Der Schlüssel zu diesem Fortschritt liegt in der Integration einer Reihe von piezoelektrischen Wandlern innerhalb des Display-Rahmens. Diese ultradünnen piezoelektrischen Elemente wandeln elektrische Signale in präzise mechanische Vibrationen um, die Schallwellen erzeugen. Durch die direkte Einbettung in den Bildschirm kann jedes Pixel unabhängig voneinander einen eigenen Audioausgang erzeugen, wodurch ein System entsteht, bei dem das Display sowohl als visuelle als auch als auditive Schnittstelle dient. Eine zusätzliche Innovation ist die Methode zur Beseitigung von Übersprechen zwischen den von benachbarten Pixeln emittierten Tönen, wodurch die Klarheit auch in komplexen Mehrkanal-Audioszenarien erhalten bleibt.

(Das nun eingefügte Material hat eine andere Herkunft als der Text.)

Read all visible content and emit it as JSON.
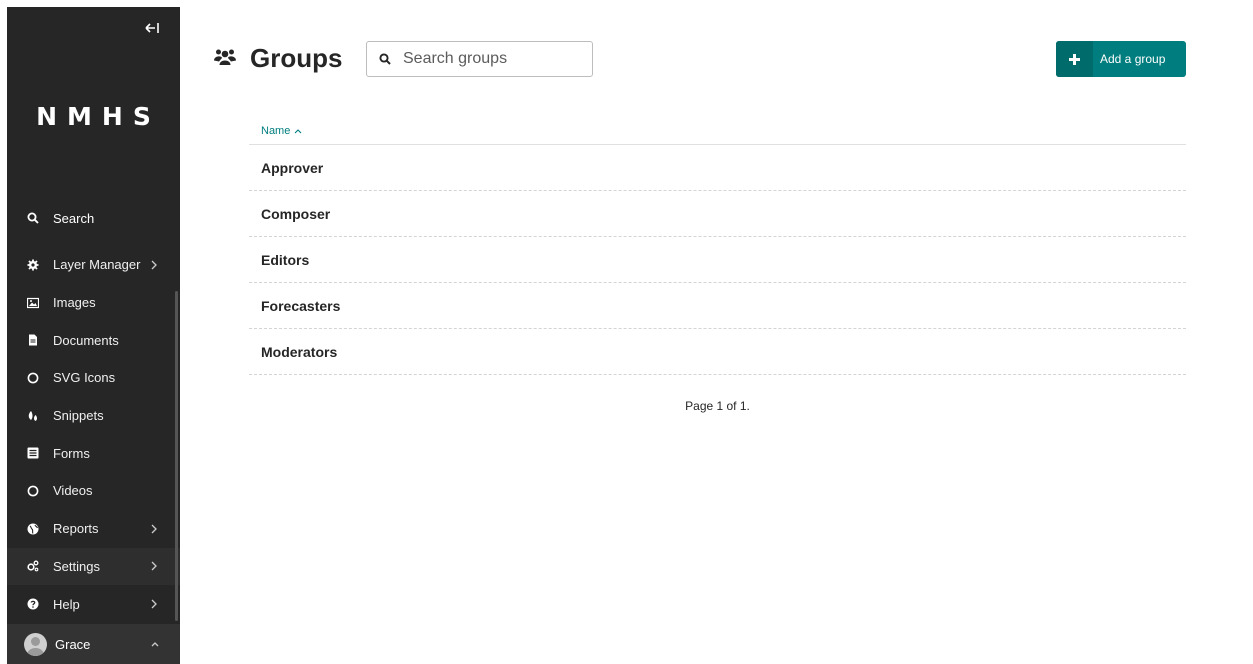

Historisch gesehen wurden OLED-basierte Audiolösungen bereits erforscht, mit bemerkenswerten Beispielen wie der Implementierung von LG Display in Fernsehern und Smartphones. Diese Entwicklung hebt sich jedoch dadurch ab, dass sie ein vollständiges Mehrkanal-Lautsprechererlebnis direkt im Display bietet. Für Audiophile eröffnet die Aussicht auf präzise Schalllokalisierung und immersiven Klang neue Möglichkeiten für Geräte wie Laptops, Automobilschnittstellen und Multimedia-Systeme.
Was die Technologie auszeichnet, ist ihre minimale Auswirkung auf die Gesamtdicke des Panels, wodurch die schlanken Formfaktoren moderner Elektronik erhalten bleiben. Das Fehlen externer Lautsprecher oder zusätzlicher akustischer Hardware sorgt für ein schlankeres Design bei gleichzeitiger Aufrechterhaltung einer leistungsstarken Audiowiedergabe. Anwendungen für diese Technologie erstrecken sich über verschiedene Branchen, von kompakten persönlichen Geräten bis hin zu hochmodernen In-Car-Entertainment-Systemen.
Diese Innovation markiert einen entscheidenden Schritt in der Verschmelzung fortschrittlicher Klanglösungen mit Display-Technologie. Da sich die Möglichkeiten erweitern, ebnet sie den Weg für Geräte, die eine nahtlose Integration von visuellen und akustischen Elementen bieten und die Standards für ultradünne High-Tech-Produkte neu definieren.